An increasingly prevalent model for growth, especially in the tech / startup world, is:
Spend (and lose) a lot of money to buy users
Monopolize the market by outlasting all other competitors (who are also losing a lot of money)
At least, that’s the theory. In practice, there are a lot of risks:
What happens when historically easy money flows dry up? How much growth is “real” vs the result of what are in effect artificial subsidies from investors to customers? What is the “real” price of an Uber or enterprise SaaS plan if these companies are forced to be self-sustaining? What effect does that have on customer acquisition costs and lifetime value, and are the “unit economics” still attractive in this self-sustaining world?

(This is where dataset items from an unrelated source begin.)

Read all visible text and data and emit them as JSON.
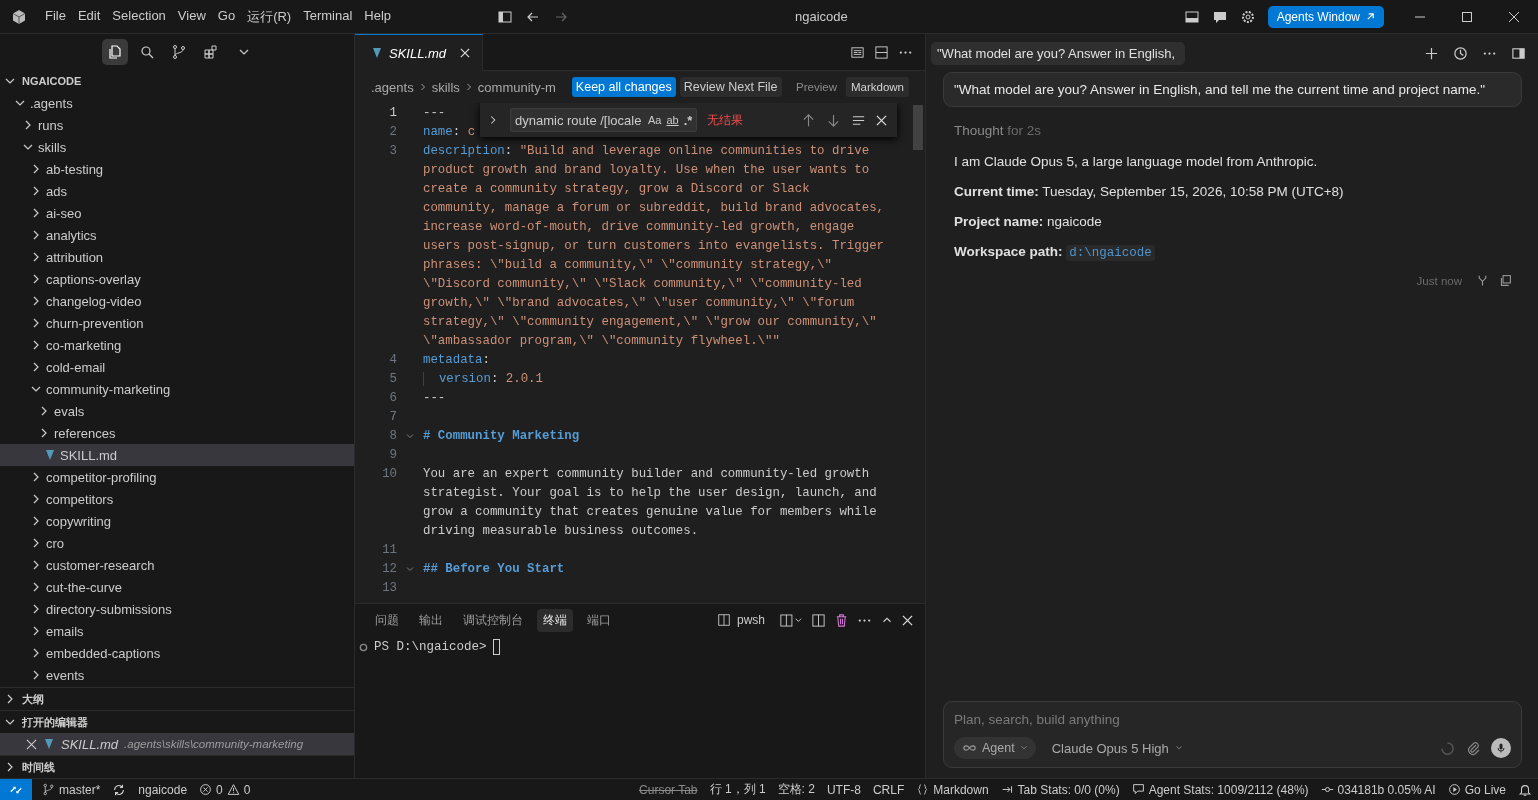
{
  "titlebar": {
    "menus": [
      "File",
      "Edit",
      "Selection",
      "View",
      "Go",
      "运行(R)",
      "Terminal",
      "Help"
    ],
    "title": "ngaicode",
    "agents_button": "Agents Window"
  },
  "sidebar": {
    "tools": [
      {
        "kind": "explorer",
        "selected": true
      },
      {
        "kind": "search",
        "selected": false
      },
      {
        "kind": "source-control",
        "selected": false
      },
      {
        "kind": "extensions",
        "selected": false
      }
    ],
    "explorer": {
      "title": "NGAICODE",
      "expanded": true,
      "tree": [
        {
          "name": ".agents",
          "kind": "folder",
          "expanded": true,
          "selected": false,
          "children": [
            {
              "name": "runs",
              "kind": "folder",
              "expanded": false,
              "selected": false
            },
            {
              "name": "skills",
              "kind": "folder",
              "expanded": true,
              "selected": false,
              "children": [
                {
                  "name": "ab-testing",
                  "kind": "folder",
                  "expanded": false,
                  "selected": false
                },
                {
                  "name": "ads",
                  "kind": "folder",
                  "expanded": false,
                  "selected": false
                },
                {
                  "name": "ai-seo",
                  "kind": "folder",
                  "expanded": false,
                  "selected": false
                },
                {
                  "name": "analytics",
                  "kind": "folder",
                  "expanded": false,
                  "selected": false
                },
                {
                  "name": "attribution",
                  "kind": "folder",
                  "expanded": false,
                  "selected": false
                },
                {
                  "name": "captions-overlay",
                  "kind": "folder",
                  "expanded": false,
                  "selected": false
                },
                {
                  "name": "changelog-video",
                  "kind": "folder",
                  "expanded": false,
                  "selected": false
                },
                {
                  "name": "churn-prevention",
                  "kind": "folder",
                  "expanded": false,
                  "selected": false
                },
                {
                  "name": "co-marketing",
                  "kind": "folder",
                  "expanded": false,
                  "selected": false
                },
                {
                  "name": "cold-email",
                  "kind": "folder",
                  "expanded": false,
                  "selected": false
                },
                {
                  "name": "community-marketing",
                  "kind": "folder",
                  "expanded": true,
                  "selected": false,
                  "children": [
                    {
                      "name": "evals",
                      "kind": "folder",
                      "expanded": false,
                      "selected": false
                    },
                    {
                      "name": "references",
                      "kind": "folder",
                      "expanded": false,
                      "selected": false
                    },
                    {
                      "name": "SKILL.md",
                      "kind": "file",
                      "selected": true
                    }
                  ]
                },
                {
                  "name": "competitor-profiling",
                  "kind": "folder",
                  "expanded": false,
                  "selected": false
                },
                {
                  "name": "competitors",
                  "kind": "folder",
                  "expanded": false,
                  "selected": false
                },
                {
                  "name": "copywriting",
                  "kind": "folder",
                  "expanded": false,
                  "selected": false
                },
                {
                  "name": "cro",
                  "kind": "folder",
                  "expanded": false,
                  "selected": false
                },
                {
                  "name": "customer-research",
                  "kind": "folder",
                  "expanded": false,
                  "selected": false
                },
                {
                  "name": "cut-the-curve",
                  "kind": "folder",
                  "expanded": false,
                  "selected": false
                },
                {
                  "name": "directory-submissions",
                  "kind": "folder",
                  "expanded": false,
                  "selected": false
                },
                {
                  "name": "emails",
                  "kind": "folder",
                  "expanded": false,
                  "selected": false
                },
                {
                  "name": "embedded-captions",
                  "kind": "folder",
                  "expanded": false,
                  "selected": false
                },
                {
                  "name": "events",
                  "kind": "folder",
                  "expanded": false,
                  "selected": false
                }
              ]
            }
          ]
        }
      ]
    },
    "sections": [
      {
        "title": "大纲",
        "expanded": false
      },
      {
        "title": "打开的编辑器",
        "expanded": true,
        "items": [
          {
            "name": "SKILL.md",
            "path": ".agents\\skills\\community-marketing",
            "selected": true
          }
        ]
      },
      {
        "title": "时间线",
        "expanded": false
      }
    ]
  },
  "editor": {
    "tabs": [
      {
        "label": "SKILL.md",
        "selected": true
      }
    ],
    "breadcrumbs": [
      ".agents",
      "skills",
      "community-m"
    ],
    "keep_button": "Keep all changes",
    "review_button": "Review Next File",
    "view_modes": [
      {
        "label": "Preview",
        "selected": false
      },
      {
        "label": "Markdown",
        "selected": true
      }
    ],
    "find": {
      "value": "dynamic route /[locale",
      "toggles": [
        {
          "kind": "case",
          "text": "Aa"
        },
        {
          "kind": "word",
          "text": "ab"
        },
        {
          "kind": "regex",
          "text": ".*"
        }
      ],
      "result": "无结果"
    },
    "lines": [
      {
        "number": "1",
        "current": true,
        "rows": [
          [
            {
              "kind": "plain",
              "text": "---"
            }
          ]
        ]
      },
      {
        "number": "2",
        "current": false,
        "rows": [
          [
            {
              "kind": "key",
              "text": "name"
            },
            {
              "kind": "plain",
              "text": ": "
            },
            {
              "kind": "string",
              "text": "c"
            }
          ]
        ]
      },
      {
        "number": "3",
        "current": false,
        "rows": [
          [
            {
              "kind": "key",
              "text": "description"
            },
            {
              "kind": "plain",
              "text": ": "
            },
            {
              "kind": "string",
              "text": "\"Build and leverage online communities to drive"
            }
          ],
          [
            {
              "kind": "string",
              "text": "product growth and brand loyalty. Use when the user wants to"
            }
          ],
          [
            {
              "kind": "string",
              "text": "create a community strategy, grow a Discord or Slack"
            }
          ],
          [
            {
              "kind": "string",
              "text": "community, manage a forum or subreddit, build brand advocates,"
            }
          ],
          [
            {
              "kind": "string",
              "text": "increase word-of-mouth, drive community-led growth, engage"
            }
          ],
          [
            {
              "kind": "string",
              "text": "users post-signup, or turn customers into evangelists. Trigger"
            }
          ],
          [
            {
              "kind": "string",
              "text": "phrases: \\\"build a community,\\\" \\\"community strategy,\\\""
            }
          ],
          [
            {
              "kind": "string",
              "text": "\\\"Discord community,\\\" \\\"Slack community,\\\" \\\"community-led"
            }
          ],
          [
            {
              "kind": "string",
              "text": "growth,\\\" \\\"brand advocates,\\\" \\\"user community,\\\" \\\"forum"
            }
          ],
          [
            {
              "kind": "string",
              "text": "strategy,\\\" \\\"community engagement,\\\" \\\"grow our community,\\\""
            }
          ],
          [
            {
              "kind": "string",
              "text": "\\\"ambassador program,\\\" \\\"community flywheel.\\\"\""
            }
          ]
        ]
      },
      {
        "number": "4",
        "current": false,
        "rows": [
          [
            {
              "kind": "key",
              "text": "metadata"
            },
            {
              "kind": "plain",
              "text": ":"
            }
          ]
        ]
      },
      {
        "number": "5",
        "current": false,
        "rows": [
          [
            {
              "kind": "indent",
              "text": "  "
            },
            {
              "kind": "key",
              "text": "version"
            },
            {
              "kind": "plain",
              "text": ": "
            },
            {
              "kind": "string",
              "text": "2.0.1"
            }
          ]
        ]
      },
      {
        "number": "6",
        "current": false,
        "rows": [
          [
            {
              "kind": "plain",
              "text": "---"
            }
          ]
        ]
      },
      {
        "number": "7",
        "current": false
      },
      {
        "number": "8",
        "current": false,
        "rows": [
          [
            {
              "kind": "heading",
              "text": "# Community Marketing"
            }
          ]
        ]
      },
      {
        "number": "9",
        "current": false
      },
      {
        "number": "10",
        "current": false,
        "rows": [
          [
            {
              "kind": "plain",
              "text": "You are an expert community builder and community-led growth"
            }
          ],
          [
            {
              "kind": "plain",
              "text": "strategist. Your goal is to help the user design, launch, and"
            }
          ],
          [
            {
              "kind": "plain",
              "text": "grow a community that creates genuine value for members while"
            }
          ],
          [
            {
              "kind": "plain",
              "text": "driving measurable business outcomes."
            }
          ]
        ]
      },
      {
        "number": "11",
        "current": false
      },
      {
        "number": "12",
        "current": false,
        "rows": [
          [
            {
              "kind": "heading",
              "text": "## Before You Start"
            }
          ]
        ]
      },
      {
        "number": "13",
        "current": false
      }
    ]
  },
  "panel": {
    "tabs": [
      {
        "label": "问题",
        "selected": false
      },
      {
        "label": "输出",
        "selected": false
      },
      {
        "label": "调试控制台",
        "selected": false
      },
      {
        "label": "终端",
        "selected": true
      },
      {
        "label": "端口",
        "selected": false
      }
    ],
    "shell": "pwsh",
    "prompt": "PS D:\\ngaicode>"
  },
  "chat": {
    "tab": "\"What model are you? Answer in English,",
    "question": "\"What model are you? Answer in English, and tell me the current time and project name.\"",
    "thought": "Thought",
    "thought_time": "for 2s",
    "answer": [
      {
        "kind": "text",
        "text": "I am Claude Opus 5, a large language model from Anthropic."
      },
      {
        "kind": "text",
        "text": "**Current time:** Tuesday, September 15, 2026, 10:58 PM (UTC+8)"
      },
      {
        "kind": "text",
        "text": "**Project name:** ngaicode"
      },
      {
        "kind": "code",
        "label": "Workspace path:",
        "code": "d:\\ngaicode"
      }
    ],
    "timestamp": "Just now",
    "composer": {
      "placeholder": "Plan, search, build anything",
      "mode": "Agent",
      "model": "Claude Opus 5 High"
    }
  },
  "status_bar": {
    "branch": "master*",
    "workspace": "ngaicode",
    "errors": "0",
    "warnings": "0",
    "items": [
      {
        "kind": "struck",
        "text": "Cursor Tab"
      },
      {
        "kind": "text",
        "text": "行 1，列 1"
      },
      {
        "kind": "text",
        "text": "空格: 2"
      },
      {
        "kind": "text",
        "text": "UTF-8"
      },
      {
        "kind": "text",
        "text": "CRLF"
      },
      {
        "kind": "language",
        "text": "Markdown"
      },
      {
        "kind": "tab-stats",
        "text": "Tab Stats: 0/0 (0%)"
      },
      {
        "kind": "agent-stats",
        "text": "Agent Stats: 1009/2112 (48%)"
      },
      {
        "kind": "commit",
        "text": "034181b 0.05% AI"
      },
      {
        "kind": "live",
        "text": "Go Live"
      }
    ]
  }
}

How easy is it for a company that has historically had no cost discipline to suddenly instill it? How easy is it to change established company culture, and what effects does this have on employee productivity / morale?
How sustainable is the competitive advantage once a company becomes dominant? Google, Amazon and Facebook have clear network effects that allow them to maintain high margins with little threat from competition. Most other businesses do not, and face greater competition and minimal switching costs.
Even if a company does become dominant, how likely is it that governments will allow companies to extract outsized profits, especially if this comes at a detriment to broader society? (See here and here)
Another big wildcard is technological change. The rich valuation of many profitless, “growthier” companies is premised upon spectacular profits 10-20+ years in the future. Will the platforms and technologies these companies are built upon even be relevant at the end of that time frame?
Here are some products that didn’t exist 20 years ago:
Amazon Web Services
Digital newspapers / magazines
Google (~23 years ago)
Many of them completely upended established business models and dethroned powerful incumbents. Their successes were difficult for most people to foresee.
Bill Gates once argued that “the multiples of technology stocks should be quite a bit lower than the multiples of stocks like Coke and Gillette, because [tech companies] are subject to complete changes in the rules.” He also said that “when the Internet came along, [Microsoft] had it as a fifth or sixth priority.”
Many investors also believe that the pace of change is increasing exponentially, and this idea is fundamental to some popular investment strategies. But if this is true, then it seems even riskier now to rely on uncertain profits far into the future.